A number of case reports suggest that gefitinib has clinical activity against brain metastases of patients with NSCLC. These preliminary data indicate that patients with brain metastases should not be excluded from treatment with gefitinib (as they were in some of the early clinical trials of gefitinib), an opinion also expressed by Cappuzzo et al (2003b). There is a need for larger trials to follow-up these positive preliminary findings in the hope of developing a treatment option for these patients who have a very poor prognosis. Combination of radiotherapy and gefitinib administered either concurrently or sequentially warrants further investigation.

A consideration for such future studies in patients with brain metastases is the optimum dose of gefitinib if dexamethasone is also being administered. Dexamethasone is an inducer of cytochrome P450 3A isoenzymes, including CYP 3A4, which has been identified as the isoenzyme primarily involved in the metabolism of gefitinib. Therefore, coadministration of dexamethasone may lead to increased metabolism of gefitinib, with consequently lower plasma concentrations and potentially reduced efficacy. In addition, such studies would need to use standardised patient staging to identify and monitor asymptomatic as well as symptomatic brain metastases.

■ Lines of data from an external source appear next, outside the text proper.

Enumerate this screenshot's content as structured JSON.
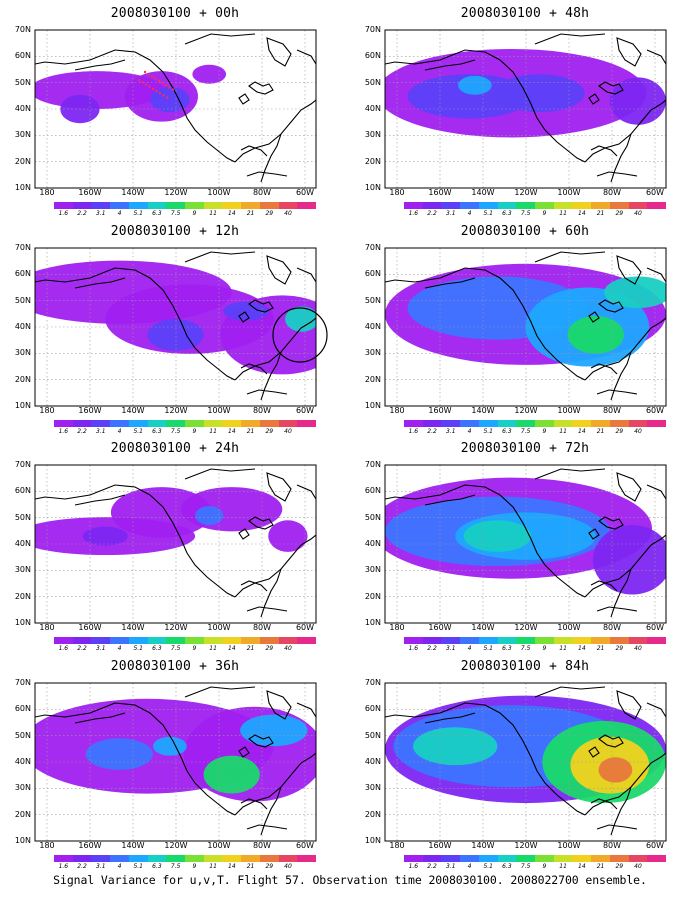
{
  "caption": "Signal Variance for u,v,T. Flight 57. Observation time 2008030100. 2008022700 ensemble.",
  "lat_labels": [
    "70N",
    "60N",
    "50N",
    "40N",
    "30N",
    "20N",
    "10N"
  ],
  "lon_labels": [
    "180",
    "160W",
    "140W",
    "120W",
    "100W",
    "80W",
    "60W"
  ],
  "colorbar": {
    "colors": [
      "#a020f0",
      "#7d26f2",
      "#5b40f8",
      "#3c74ff",
      "#1ea7ff",
      "#17cfc4",
      "#19d96a",
      "#7ae033",
      "#c8e028",
      "#f0d21e",
      "#f0a928",
      "#e8783c",
      "#e64664",
      "#e62a8c"
    ],
    "labels": [
      "1.6",
      "2.2",
      "3.1",
      "4",
      "5.1",
      "6.3",
      "7.5",
      "9",
      "11",
      "14",
      "21",
      "29",
      "40",
      ""
    ]
  },
  "panels": [
    {
      "id": "p00",
      "title": "2008030100 + 00h",
      "level": 0,
      "circle": false
    },
    {
      "id": "p48",
      "title": "2008030100 + 48h",
      "level": 4,
      "circle": false
    },
    {
      "id": "p12",
      "title": "2008030100 + 12h",
      "level": 1,
      "circle": true
    },
    {
      "id": "p60",
      "title": "2008030100 + 60h",
      "level": 5,
      "circle": false
    },
    {
      "id": "p24",
      "title": "2008030100 + 24h",
      "level": 2,
      "circle": false
    },
    {
      "id": "p72",
      "title": "2008030100 + 72h",
      "level": 6,
      "circle": false
    },
    {
      "id": "p36",
      "title": "2008030100 + 36h",
      "level": 3,
      "circle": false
    },
    {
      "id": "p84",
      "title": "2008030100 + 84h",
      "level": 7,
      "circle": false
    }
  ]
}
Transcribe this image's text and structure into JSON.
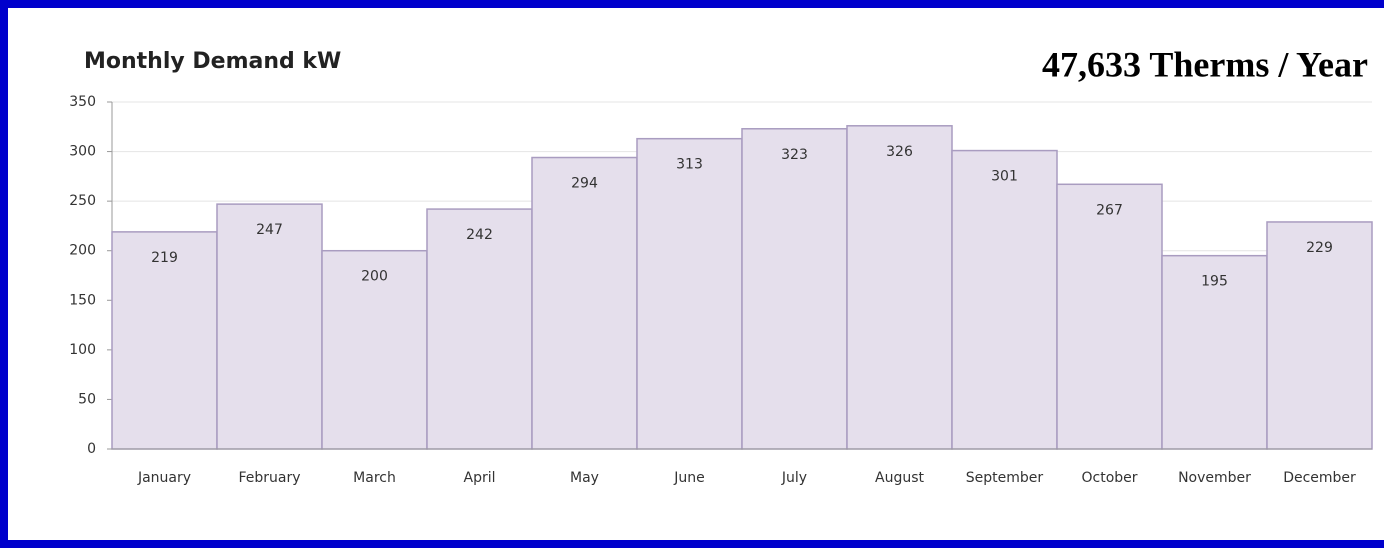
{
  "chart_data": {
    "type": "bar",
    "title": "Monthly Demand kW",
    "annotation": "47,633 Therms / Year",
    "categories": [
      "January",
      "February",
      "March",
      "April",
      "May",
      "June",
      "July",
      "August",
      "September",
      "October",
      "November",
      "December"
    ],
    "values": [
      219,
      247,
      200,
      242,
      294,
      313,
      323,
      326,
      301,
      267,
      195,
      229
    ],
    "color": "#e5dfec",
    "edge_color": "#a99cc0",
    "ylim": [
      0,
      350
    ],
    "yticks": [
      0,
      50,
      100,
      150,
      200,
      250,
      300,
      350
    ],
    "grid": true
  }
}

A number of preclinical studies support the combined use of radiotherapy and gefitinib as a strategy for cancer treatment (Bianco et al, 2002; Huang et al, 2002; Magne et al, 2002; Williams et al, 2002; Solomon et al, 2003). Coadministration of gefitinib potentiated the antitumour effect of radiation on A431 cells (human vulvar squamous-cell carcinoma cells that express high levels of EGFR) both in vitro and in vivo (Solomon et al, 2003). Another preclinical study showed a cooperative antiproliferative effect when gefitinib was combined with radiation in colon, ovarian, NSCLC and breast cancer cell lines (Bianco et al, 2002). Further, the combination of gefitinib and radiation resulted in long-term tumour growth regressions of established human colon cancer GEO and lung adenocarcinoma A549 xenografts (Bianco et al, 2002). Radiotherapy treatment may also disrupt the blood–brain barrier (van Vulpen et al, 2002) that would allow improved access of gefitinib to brain tumour tissue.

In summary, a number of case reports suggest activity of gefitinib against brain metastases secondary to advanced NSCLC. Larger trials are needed to validate these findings and further investigate the potential of combined gefitinib and radiotherapy treatment.